Lucian Georgescu teaches creative writing and screenwriting at UNACT, Bucharest and is visiting professor at Scuola Holden, the creative writing school founded in Torino by Alessandro Baricco. He belongs to the first post-communist generation and he is a member of UCIN ((Romanian Filmmakers Association), SRN (Screenwriters Research Network) and EACWP (European Association of Creative Writing Programs). Interested in road movies, he is the author of a book about Jim Jarmusch (On the Road with Jim, 2007). In 2011 he wrote, produced and directed a film a tragicomic road movie The Phantom Father. Some of his contributions can be found in The Road movies of the New Romanian Cinema (Studies in Eastern European Cinema, vol. 3, no.1, UK 2012 Intellect Ltd. pp 23-40), The Point of No Return – Cinematic Expressions of a Nation’s Altered State of Mind (in East, West and Center: Reframing Post-1989 European Cinema, Edinburgh University Press, 2015). Lucian is currently working at a A Subjective History of Cinema Told in Road Movies.
Lucian, what is Cinepub?
Cinepub is the only legally free online channel dedicated to the Romanian Cinema. It represents a unique opportunity both for cinefils and for young Romanian artists. Considering the current distribution system, the risk for many emerging film-makers is that their works never get to reach their audiences at all.
Cinepub has chosen a very simple approach with little space for any critical apparatus, focus on films, each speaking for themselves…

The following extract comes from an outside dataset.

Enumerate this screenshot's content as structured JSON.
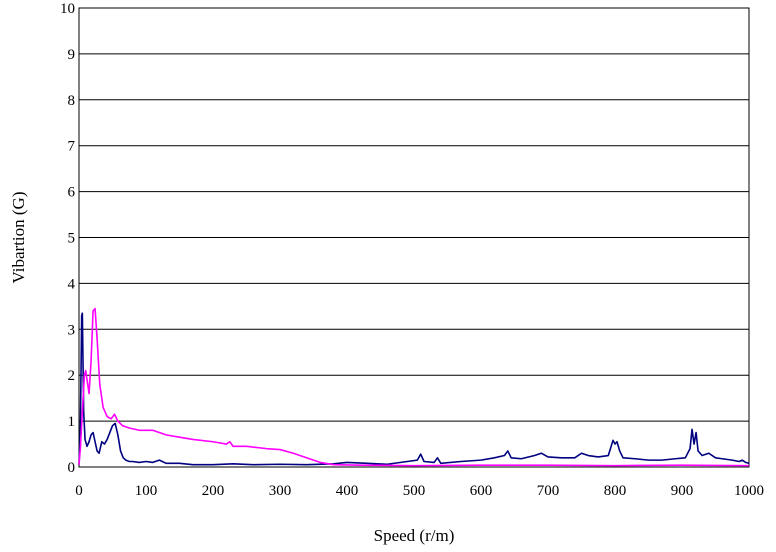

That is correct. We intend to reach different kind of audiences, just like different kind of books find each their readerships, we let people chose what to watch and what to think of it. Our main intention is to showcase rather than analyze the New Romanian Cinema. In fact, the very name we chose for the project suggests A very empathic approach. Some twelve years back, at the very first editions of the TIFF (Transylvania Film Festival) – i.e. still far from it having become a mondane must-be event – Cinepub happened to be the name for a workshop I held as a non competitive section of the festival. The focus was totally on creating a space for young Non professionals to meet and make ideas circulate. I am glad to consider that some of that idealistic energy has been preserved.
Coming to the distribution issue, what is the role that Cinepub plays in promoting the new Romanian cinema (as well as the past one)?
During the communist regime some 4,000 cinemas were being run around the country; nowadays only some 40 are still operative, all the others having been transformed into restaurants, night clubs, supermarkets or just left into a state of total decay. Now cineplex and the commercial Mall model have taken over all the programming and distribution circuit, with almost no space left for any independent operator. Along with promoting new talents we dedicate great attention to the rediscovery of the great authors of the Romanian cinema. That is why we call 2016 the year of Mircea Danieluc, such an important figure in the history of our cinema: we will be programming 17 of his films. We may go as far as to say that we represent for Romanian cinema an operation of Corporate Social Responsibility: a totally new approach in our country.
Talking more specifically about the films, a recurring sense of tension between plain daily life and private expectations – often leading to a deep sense of frustration – can be perceived. Could we consider it a trait in the new Romanian cinema?
This is certainly not the place where to define the new Romanian cinema in depth, yet we may say that we are now experiencing a phase beyond surrealism, involving many similarities with neorealism. If we consider that the style is directed by the means and that a chronic lack of means – both financial and technical – affects the Romanian cinema, a new style is emerging. Among the contemporary directors, Cristi Puiu is one of those who really makes a statement in cinema for neorealism with its strong appetite for contemporary stories – so reminiscent of the neorealismo italiano and yet so tipically Romanian. By the way, we may go so far as say that even Aferim by Radu Jude, despite its apparent historical setting, can be read as a neorealistic film – which can prove a challenge of kind for a foreign audience, probably unable to catch all such subtle nuances…
A last question, my recurring one: how do you think we can trace a sufletul romanesc in the Romanian cinema?
Sufletul romanesc has nothing metaphysical to it: you can trace it back to Caragiale’s unique mix of irony and tragedy as well as to Ion Creanga’s spirit. Nor should we forget the importance of Dadaism’s Romanian roots as well as Cioran’s observation that Romanians never take themselves too seriously.